Construction work at the 800MW Clarke Creek wind farm in eastern Australia has been temporarily halted due to reported safety concerns. 

Renewable energy company Squadron Energy, owned by mining boss Andrew “Twiggy” Forest, announced the brief pause during the handover of project responsibilities from CWP Renewables, which Squadron Energy acquired last year.

Reports say safety issues have led to multiple shutdowns since construction began in July 2021. 

Concerns included incidents such as a traffic control vehicle veering off a road and a small crane narrowly missing a worker. Despite these incidents, insiders allegedly say the site does not appear inherently unsafe.
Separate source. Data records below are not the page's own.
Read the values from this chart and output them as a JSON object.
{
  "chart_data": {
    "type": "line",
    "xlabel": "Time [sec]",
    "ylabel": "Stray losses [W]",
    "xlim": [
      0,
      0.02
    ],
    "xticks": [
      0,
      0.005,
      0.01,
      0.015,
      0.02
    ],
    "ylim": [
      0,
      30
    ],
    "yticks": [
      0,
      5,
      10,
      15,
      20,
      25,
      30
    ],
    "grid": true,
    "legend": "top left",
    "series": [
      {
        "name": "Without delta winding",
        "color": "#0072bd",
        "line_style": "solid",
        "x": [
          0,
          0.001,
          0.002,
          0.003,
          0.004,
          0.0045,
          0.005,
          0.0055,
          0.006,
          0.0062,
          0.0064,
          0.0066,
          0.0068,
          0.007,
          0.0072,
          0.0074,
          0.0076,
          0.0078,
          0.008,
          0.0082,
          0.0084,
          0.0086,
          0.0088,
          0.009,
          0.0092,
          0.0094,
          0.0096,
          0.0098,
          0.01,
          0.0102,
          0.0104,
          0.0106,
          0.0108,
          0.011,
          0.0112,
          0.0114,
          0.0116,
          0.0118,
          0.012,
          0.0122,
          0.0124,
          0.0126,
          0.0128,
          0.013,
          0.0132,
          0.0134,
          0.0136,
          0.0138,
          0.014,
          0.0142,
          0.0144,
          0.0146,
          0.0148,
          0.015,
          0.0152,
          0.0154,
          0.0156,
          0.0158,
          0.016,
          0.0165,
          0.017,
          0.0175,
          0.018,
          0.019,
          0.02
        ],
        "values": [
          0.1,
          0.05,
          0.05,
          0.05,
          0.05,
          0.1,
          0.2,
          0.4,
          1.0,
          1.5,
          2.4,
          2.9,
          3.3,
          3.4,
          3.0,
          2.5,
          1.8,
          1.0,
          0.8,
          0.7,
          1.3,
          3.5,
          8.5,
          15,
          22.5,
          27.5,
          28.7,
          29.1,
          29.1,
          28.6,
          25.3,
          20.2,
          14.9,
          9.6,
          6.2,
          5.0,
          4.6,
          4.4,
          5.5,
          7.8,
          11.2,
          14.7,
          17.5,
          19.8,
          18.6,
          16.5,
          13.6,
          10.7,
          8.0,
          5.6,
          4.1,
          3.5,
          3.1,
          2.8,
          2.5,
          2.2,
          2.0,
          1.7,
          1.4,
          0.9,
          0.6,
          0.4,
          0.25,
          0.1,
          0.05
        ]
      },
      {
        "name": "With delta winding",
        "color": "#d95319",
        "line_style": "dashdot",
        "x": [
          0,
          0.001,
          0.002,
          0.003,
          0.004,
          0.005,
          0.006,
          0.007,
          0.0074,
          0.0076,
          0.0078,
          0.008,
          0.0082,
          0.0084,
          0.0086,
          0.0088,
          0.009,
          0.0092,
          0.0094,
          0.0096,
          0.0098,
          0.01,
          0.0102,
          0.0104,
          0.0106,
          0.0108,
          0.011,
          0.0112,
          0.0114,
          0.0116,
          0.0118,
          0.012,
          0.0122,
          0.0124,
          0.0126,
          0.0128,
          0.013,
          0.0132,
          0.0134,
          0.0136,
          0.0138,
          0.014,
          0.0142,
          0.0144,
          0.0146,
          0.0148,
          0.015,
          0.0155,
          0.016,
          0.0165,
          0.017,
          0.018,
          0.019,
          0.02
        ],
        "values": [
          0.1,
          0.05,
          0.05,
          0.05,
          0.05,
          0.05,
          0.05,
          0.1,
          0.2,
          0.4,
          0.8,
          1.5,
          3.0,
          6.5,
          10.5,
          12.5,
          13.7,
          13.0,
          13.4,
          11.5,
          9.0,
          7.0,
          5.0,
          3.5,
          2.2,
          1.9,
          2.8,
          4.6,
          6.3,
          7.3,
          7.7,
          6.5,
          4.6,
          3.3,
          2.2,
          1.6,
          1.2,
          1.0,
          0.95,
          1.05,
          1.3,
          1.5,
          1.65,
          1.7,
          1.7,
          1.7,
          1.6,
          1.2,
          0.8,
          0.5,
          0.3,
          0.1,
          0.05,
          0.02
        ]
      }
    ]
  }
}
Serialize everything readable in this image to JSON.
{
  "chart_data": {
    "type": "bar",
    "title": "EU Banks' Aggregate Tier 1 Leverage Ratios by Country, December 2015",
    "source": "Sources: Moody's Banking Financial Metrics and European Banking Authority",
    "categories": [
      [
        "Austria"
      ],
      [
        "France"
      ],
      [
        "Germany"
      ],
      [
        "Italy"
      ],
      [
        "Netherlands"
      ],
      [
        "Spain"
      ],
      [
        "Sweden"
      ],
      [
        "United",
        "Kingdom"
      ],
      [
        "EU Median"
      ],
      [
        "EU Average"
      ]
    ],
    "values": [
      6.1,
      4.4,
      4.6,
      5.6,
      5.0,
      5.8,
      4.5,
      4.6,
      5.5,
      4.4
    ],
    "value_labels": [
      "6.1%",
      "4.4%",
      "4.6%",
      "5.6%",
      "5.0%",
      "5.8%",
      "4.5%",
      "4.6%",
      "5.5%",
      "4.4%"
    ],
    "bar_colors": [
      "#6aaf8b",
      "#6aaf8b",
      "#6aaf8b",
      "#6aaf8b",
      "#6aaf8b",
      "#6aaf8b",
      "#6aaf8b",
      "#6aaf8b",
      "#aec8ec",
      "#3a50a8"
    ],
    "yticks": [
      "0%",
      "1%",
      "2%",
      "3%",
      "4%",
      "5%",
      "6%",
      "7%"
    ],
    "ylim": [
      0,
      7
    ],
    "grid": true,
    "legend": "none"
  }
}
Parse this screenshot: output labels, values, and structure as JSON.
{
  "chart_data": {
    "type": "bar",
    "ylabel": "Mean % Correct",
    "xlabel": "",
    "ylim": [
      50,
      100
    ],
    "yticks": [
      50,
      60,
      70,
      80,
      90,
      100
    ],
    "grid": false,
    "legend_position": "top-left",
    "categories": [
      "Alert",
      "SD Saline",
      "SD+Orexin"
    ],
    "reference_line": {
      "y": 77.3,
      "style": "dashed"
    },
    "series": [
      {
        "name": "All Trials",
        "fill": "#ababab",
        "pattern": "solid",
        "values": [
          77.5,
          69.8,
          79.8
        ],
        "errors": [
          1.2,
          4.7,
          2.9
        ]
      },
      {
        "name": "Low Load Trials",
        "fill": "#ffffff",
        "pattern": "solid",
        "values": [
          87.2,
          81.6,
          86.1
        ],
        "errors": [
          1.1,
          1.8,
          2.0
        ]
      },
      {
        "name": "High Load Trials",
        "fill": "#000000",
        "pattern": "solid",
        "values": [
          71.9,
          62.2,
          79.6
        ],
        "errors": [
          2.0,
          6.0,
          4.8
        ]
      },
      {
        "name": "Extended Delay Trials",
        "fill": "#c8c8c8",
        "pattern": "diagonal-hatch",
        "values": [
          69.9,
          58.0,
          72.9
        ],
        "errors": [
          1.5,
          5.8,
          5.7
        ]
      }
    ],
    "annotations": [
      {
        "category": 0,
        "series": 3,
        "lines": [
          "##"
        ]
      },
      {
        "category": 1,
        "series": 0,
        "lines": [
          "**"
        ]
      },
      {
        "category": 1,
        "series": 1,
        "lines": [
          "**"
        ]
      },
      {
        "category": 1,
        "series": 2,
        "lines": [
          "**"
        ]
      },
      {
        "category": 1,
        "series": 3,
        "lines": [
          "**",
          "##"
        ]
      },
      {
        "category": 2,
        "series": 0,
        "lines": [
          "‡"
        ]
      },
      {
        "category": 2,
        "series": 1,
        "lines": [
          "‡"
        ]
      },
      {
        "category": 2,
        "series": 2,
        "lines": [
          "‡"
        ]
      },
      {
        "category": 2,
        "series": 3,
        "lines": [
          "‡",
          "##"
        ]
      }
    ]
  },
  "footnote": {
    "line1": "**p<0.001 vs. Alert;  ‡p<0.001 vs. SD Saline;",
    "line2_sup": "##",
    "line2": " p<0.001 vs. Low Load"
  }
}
Squadron Energy's CEO, Jason Willoughby, has acknowledged the safety concerns.

He says the company is conducting a comprehensive project management review to ensure best practices in areas such as biodiversity, safety, and cultural heritage plans. 

Willoughby insists worker safety remains a top priority for Squadron Energy.

The Clarke Creek wind farm, slated to go live in 2025, will be equipped with turbines supplied by Chinese manufacturer Goldwind. 

The temporary work stoppage is not expected to affect the project's delivery timeframe, and existing contractors are anticipated to return once the review is complete.

Squadron Energy is taking over the management of the Clarke Creek project from Windlab, the previous project manager.

The Clarke Creek wind farm, with a total capacity of 800MW, is among the largest renewable energy projects in the southern hemisphere. 

The project aims to start exporting electricity by 2025 and has a 15-year power purchase agreement with the Queensland state-owned energy company Stanwell Corporation.